Joyful relatives and friends of Capt. James Yousef Yee, the former Army chaplain at Guantanamo Bay who was accused of espionage, welcomed his release last week after nearly three months in military prison, but they lashed out at authorities for bringing new charges of adultery and downloading pornography on a government-issued computer.
Deeply suspicious, Yee’s supporters describe the new charges as an attempt by the government to discredit the captain and cover up its failure to produce a credible case against him. Yee was accused last October of disobeying orders and stealing classified information on behalf of suspected members of al Qaeda and Taliban he counseled in the Guantanamo base prison.
Shaheed Nuriddin, Yee’s friend and neighbor in Olympia, Wash., is incensed at the accusations of adultery.

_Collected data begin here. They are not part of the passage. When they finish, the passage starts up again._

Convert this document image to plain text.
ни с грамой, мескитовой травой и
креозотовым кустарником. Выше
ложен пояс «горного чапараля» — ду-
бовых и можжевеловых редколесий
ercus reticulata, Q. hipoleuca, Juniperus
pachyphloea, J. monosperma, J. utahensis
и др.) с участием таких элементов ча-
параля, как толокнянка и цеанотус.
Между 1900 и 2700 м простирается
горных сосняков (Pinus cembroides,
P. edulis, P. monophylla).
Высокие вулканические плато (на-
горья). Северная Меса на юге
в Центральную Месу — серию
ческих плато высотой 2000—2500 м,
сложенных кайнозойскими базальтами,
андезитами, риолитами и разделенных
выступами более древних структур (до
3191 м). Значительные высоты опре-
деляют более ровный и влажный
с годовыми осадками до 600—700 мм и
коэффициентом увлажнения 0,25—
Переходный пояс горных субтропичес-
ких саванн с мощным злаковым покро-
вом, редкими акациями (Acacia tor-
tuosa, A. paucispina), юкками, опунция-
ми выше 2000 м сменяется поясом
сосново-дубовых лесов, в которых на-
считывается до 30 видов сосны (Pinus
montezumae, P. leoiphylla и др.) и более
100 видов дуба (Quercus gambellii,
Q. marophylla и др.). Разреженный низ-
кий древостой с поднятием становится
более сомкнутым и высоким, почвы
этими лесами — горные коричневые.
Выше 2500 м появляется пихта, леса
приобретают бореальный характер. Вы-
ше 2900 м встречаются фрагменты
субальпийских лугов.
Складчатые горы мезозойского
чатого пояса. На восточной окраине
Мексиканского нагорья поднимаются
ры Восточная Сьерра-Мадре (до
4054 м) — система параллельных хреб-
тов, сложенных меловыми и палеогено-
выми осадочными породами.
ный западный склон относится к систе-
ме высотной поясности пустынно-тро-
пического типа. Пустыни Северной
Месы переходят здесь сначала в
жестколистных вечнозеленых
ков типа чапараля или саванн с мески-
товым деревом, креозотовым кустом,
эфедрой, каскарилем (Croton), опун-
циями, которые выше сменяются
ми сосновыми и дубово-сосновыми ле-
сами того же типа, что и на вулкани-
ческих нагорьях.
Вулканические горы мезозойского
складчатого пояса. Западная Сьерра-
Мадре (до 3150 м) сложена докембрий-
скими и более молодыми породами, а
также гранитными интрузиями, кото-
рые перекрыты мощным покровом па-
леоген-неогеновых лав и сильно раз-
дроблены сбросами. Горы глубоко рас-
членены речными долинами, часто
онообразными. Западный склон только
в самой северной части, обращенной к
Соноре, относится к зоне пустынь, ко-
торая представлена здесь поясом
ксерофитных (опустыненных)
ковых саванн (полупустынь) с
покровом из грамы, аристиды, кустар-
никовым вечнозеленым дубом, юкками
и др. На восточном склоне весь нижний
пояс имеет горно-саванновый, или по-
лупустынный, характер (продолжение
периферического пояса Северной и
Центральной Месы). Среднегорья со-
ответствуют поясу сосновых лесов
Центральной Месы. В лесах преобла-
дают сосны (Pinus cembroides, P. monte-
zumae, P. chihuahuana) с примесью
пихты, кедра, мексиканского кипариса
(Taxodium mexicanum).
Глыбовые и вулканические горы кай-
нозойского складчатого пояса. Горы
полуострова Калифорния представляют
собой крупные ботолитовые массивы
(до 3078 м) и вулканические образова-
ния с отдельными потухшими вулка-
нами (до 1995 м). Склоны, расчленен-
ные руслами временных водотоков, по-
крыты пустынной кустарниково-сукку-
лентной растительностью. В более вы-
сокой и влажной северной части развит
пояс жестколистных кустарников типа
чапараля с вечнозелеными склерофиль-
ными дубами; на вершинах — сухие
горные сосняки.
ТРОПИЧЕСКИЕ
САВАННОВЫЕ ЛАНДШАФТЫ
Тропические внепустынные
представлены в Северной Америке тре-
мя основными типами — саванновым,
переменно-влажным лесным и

“He’s a disciplined man devoted to his family. He’s made great sacrifices to become a chaplain. Why would he put all that at risk?” says Nuriddin, an African American Muslim who attends Yee’s mosque. He explains that in Islam adultery is a very serious offense. “You cannot do it outside the gaze of God.”
Nuriddin broke the news of Yee’s release to Yee’s wife, Huda Suboh, a Syrian immigrant. Suboh, he says, was elated that her husband was freed but was also filled with rage when she heard the additional charges against him.
Suboh, who refused to talk to the press, gave a statement through her neighbor. “It is clear the government is only trying to destroy his character and his family. They will not succeed,” she said.
“The government had nothing on him, especially not espionage,” says Cecilia Chang, president of the Justice for New Americans, who led a coalition of Arab and Asian American groups to free Yee. “The new charges are minor ones that are normally handled administratively and never warrant maximum confinement.”
Nonetheless, Chang says her group and others are claiming victory. They believe Yee would not have been freed without the persistent pressure and lobbying by civil rights groups. Chang spearheaded the effort to free Dr. Wen Ho Lee, the Los Alamos Nuclear Laboratory scientist who was falsely accused of espionage in December 1999.
Philip Ting, executive director of the Asian Law Caucus, remains troubled by how initial leaks by military sources—that Yee would be tried for espionage, for example—snowballed in the media, putting into question the loyalties of Chinese Americans and Muslims.
“Outlets like the New York Times ran front-page coverage of the story and several follow ups,” he says. News of Yee’s release, however, appeared on page 22.
Some believe Yee was imprisoned because he was going to speak out against the conditions at the Guantanamo Bay prison camp.
Yee is resuming chaplain duties at Fort Benning, Ga. Yee’s lawyer Eugene R. Fidell says his client has already served time in jail, at times in solitary confinement and often in chains and manacles. In light of this, he hopes that the government will not pursue the case further.
“It is clear that someone is rummaging around for some way to destroy an individual or save face,” Fidell says. “But these charges reflect poorly on the government. It’s a self-inflicted wound for the military justice system.”